To assess the efficacy and safety of sildenafil for treatment of pulmonary hypertension in neonates.

Search strategy: 

We used the standard search strategy of Cochrane Neonatal to search the Cochrane Central Register of Controlled Trials (CENTRAL; 2017, Issue 3), MEDLINE via PubMed (1966 to 18 April 2017), Embase (1980 to 18 April 2017), and the Cumulative Index to Nursing and Allied Health Literature (CINAHL; 1982 to 18 April 2017). We searched clinical trials databases, conference proceedings, and reference lists of retrieved articles for randomised controlled trials and quasi-randomised trials.

Selection criteria: 

We included randomised and quasi-randomised controlled trials of sildenafil compared with placebo or other pulmonary vasodilators, irrespective of dose, route, and duration of administration, in neonates with pulmonary hypertension, if investigators reported any of the prespecified outcomes.

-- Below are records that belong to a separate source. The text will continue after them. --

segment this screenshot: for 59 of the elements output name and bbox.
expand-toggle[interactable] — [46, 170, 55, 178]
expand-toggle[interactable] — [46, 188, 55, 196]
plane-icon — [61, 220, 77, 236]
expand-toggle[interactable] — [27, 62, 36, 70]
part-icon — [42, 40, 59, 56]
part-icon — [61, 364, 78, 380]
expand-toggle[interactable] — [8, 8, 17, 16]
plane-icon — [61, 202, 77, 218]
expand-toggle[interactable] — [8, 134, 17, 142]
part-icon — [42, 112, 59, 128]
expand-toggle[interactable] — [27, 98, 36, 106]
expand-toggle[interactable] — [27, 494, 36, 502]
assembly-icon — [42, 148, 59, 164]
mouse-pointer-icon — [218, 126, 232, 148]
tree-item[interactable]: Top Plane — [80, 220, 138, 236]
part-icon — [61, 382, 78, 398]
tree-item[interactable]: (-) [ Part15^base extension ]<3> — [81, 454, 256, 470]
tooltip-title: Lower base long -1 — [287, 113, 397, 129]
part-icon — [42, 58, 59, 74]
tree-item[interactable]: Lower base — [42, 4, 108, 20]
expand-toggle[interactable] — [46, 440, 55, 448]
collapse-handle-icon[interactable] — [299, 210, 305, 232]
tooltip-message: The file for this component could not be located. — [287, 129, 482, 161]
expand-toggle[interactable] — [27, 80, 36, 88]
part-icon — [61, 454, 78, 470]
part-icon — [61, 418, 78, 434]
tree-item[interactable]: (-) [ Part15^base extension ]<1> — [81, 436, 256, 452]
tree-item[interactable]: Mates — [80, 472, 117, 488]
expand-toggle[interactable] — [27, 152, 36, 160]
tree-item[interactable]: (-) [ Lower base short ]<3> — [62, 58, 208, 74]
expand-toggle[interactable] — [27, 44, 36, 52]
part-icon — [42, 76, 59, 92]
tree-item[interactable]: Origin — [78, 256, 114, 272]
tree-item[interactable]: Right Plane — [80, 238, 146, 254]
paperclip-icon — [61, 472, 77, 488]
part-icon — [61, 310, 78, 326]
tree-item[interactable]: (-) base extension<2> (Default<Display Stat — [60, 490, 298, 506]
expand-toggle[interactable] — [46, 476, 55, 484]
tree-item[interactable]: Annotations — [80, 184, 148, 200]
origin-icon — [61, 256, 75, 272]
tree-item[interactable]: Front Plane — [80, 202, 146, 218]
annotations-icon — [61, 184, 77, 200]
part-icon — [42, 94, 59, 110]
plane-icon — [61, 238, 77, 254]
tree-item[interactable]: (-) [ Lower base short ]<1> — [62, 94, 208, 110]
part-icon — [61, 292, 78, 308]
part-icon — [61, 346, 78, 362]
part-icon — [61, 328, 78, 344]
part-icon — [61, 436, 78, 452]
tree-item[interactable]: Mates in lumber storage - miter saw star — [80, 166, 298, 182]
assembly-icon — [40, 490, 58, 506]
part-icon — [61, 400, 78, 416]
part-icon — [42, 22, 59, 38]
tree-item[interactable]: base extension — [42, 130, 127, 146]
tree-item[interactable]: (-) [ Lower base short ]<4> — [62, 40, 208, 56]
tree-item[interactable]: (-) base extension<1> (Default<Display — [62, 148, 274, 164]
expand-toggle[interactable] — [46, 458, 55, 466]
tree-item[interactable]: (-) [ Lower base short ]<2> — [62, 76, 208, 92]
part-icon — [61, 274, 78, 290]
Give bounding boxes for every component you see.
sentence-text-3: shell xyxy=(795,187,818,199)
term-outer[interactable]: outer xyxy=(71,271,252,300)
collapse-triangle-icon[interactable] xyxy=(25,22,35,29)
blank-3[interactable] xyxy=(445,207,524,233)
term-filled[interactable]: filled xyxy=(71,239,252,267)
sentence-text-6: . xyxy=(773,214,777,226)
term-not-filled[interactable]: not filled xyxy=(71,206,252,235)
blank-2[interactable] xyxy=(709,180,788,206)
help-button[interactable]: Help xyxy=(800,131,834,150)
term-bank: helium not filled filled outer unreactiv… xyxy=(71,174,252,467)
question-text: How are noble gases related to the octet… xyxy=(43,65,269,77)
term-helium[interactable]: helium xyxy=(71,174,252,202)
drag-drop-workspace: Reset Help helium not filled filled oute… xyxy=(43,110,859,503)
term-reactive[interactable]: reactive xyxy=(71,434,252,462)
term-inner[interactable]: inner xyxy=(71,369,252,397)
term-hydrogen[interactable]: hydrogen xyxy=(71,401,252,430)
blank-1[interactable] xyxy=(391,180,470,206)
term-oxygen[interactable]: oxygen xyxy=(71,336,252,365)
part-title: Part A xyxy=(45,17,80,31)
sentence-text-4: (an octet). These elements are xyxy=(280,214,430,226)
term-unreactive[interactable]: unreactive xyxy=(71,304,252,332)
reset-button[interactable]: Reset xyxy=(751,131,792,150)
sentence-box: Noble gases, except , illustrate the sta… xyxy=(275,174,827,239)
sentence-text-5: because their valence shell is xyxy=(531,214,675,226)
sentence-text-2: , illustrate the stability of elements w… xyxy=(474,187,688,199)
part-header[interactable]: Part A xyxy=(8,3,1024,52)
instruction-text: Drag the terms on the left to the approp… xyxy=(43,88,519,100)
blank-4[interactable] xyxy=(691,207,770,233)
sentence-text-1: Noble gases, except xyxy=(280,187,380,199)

Data collection and analysis: 

We assessed the methodological quality of trials regarding how bias was minimised at study entry, during study intervention, and at outcomes measurement. We extracted data on relevant outcomes; we estimated the effect size and reported it as risk ratio (RR), risk difference (RD), or mean difference (MD), as appropriate. We applied the I2 test of heterogeneity and used GRADE to assess the quality of evidence.

Main results: 

For this update, we identified two additional studies, for a total of five eligible trials that enrolled 166 infants. The methodological quality of these studies ranged from low to high risk of bias. Three studies were performed in resource-limited settings, where iNO and high-frequency ventilation were not available at the time of the study. One study compared sildenafil versus active controls, and another study evaluated sildenafil as adjuvant therapy to iNO. When comparing sildenafil with placebo, investigators noted significant reduction in mortality in the sildenafil alone group (three studies, 77 participants; typical RR 0.20, 95% confidence interval (CI) 0.07 to 0.56; I2 = 0% - none; typical RR -0.36, 95% CI -0.53 to -0.18; number needed to treat for an additional beneficial outcome 3, 95% CI 2 to 6; I2 = 39% - low). Trials reported no significant differences in mortality upon comparison of the sildenafil group versus the active control group (one study, 65 participants; typical RR 0.55, 95% CI 0.05 to 5.75), or when iNO was administered to both groups (one study, 24 participants; typical RR 1.27, 95% CI 0.26 to 6.28). Physiological parameters of oxygenation (oxygenation index, partial pressure of oxygen in arterial blood (PaO2)) suggested steady improvement after the first dose of sildenafil. None of the included trials identified any clinically important side effects. We rated the quality of evidence as low to very low owing to imprecision related to small sample size and unclear methodological features.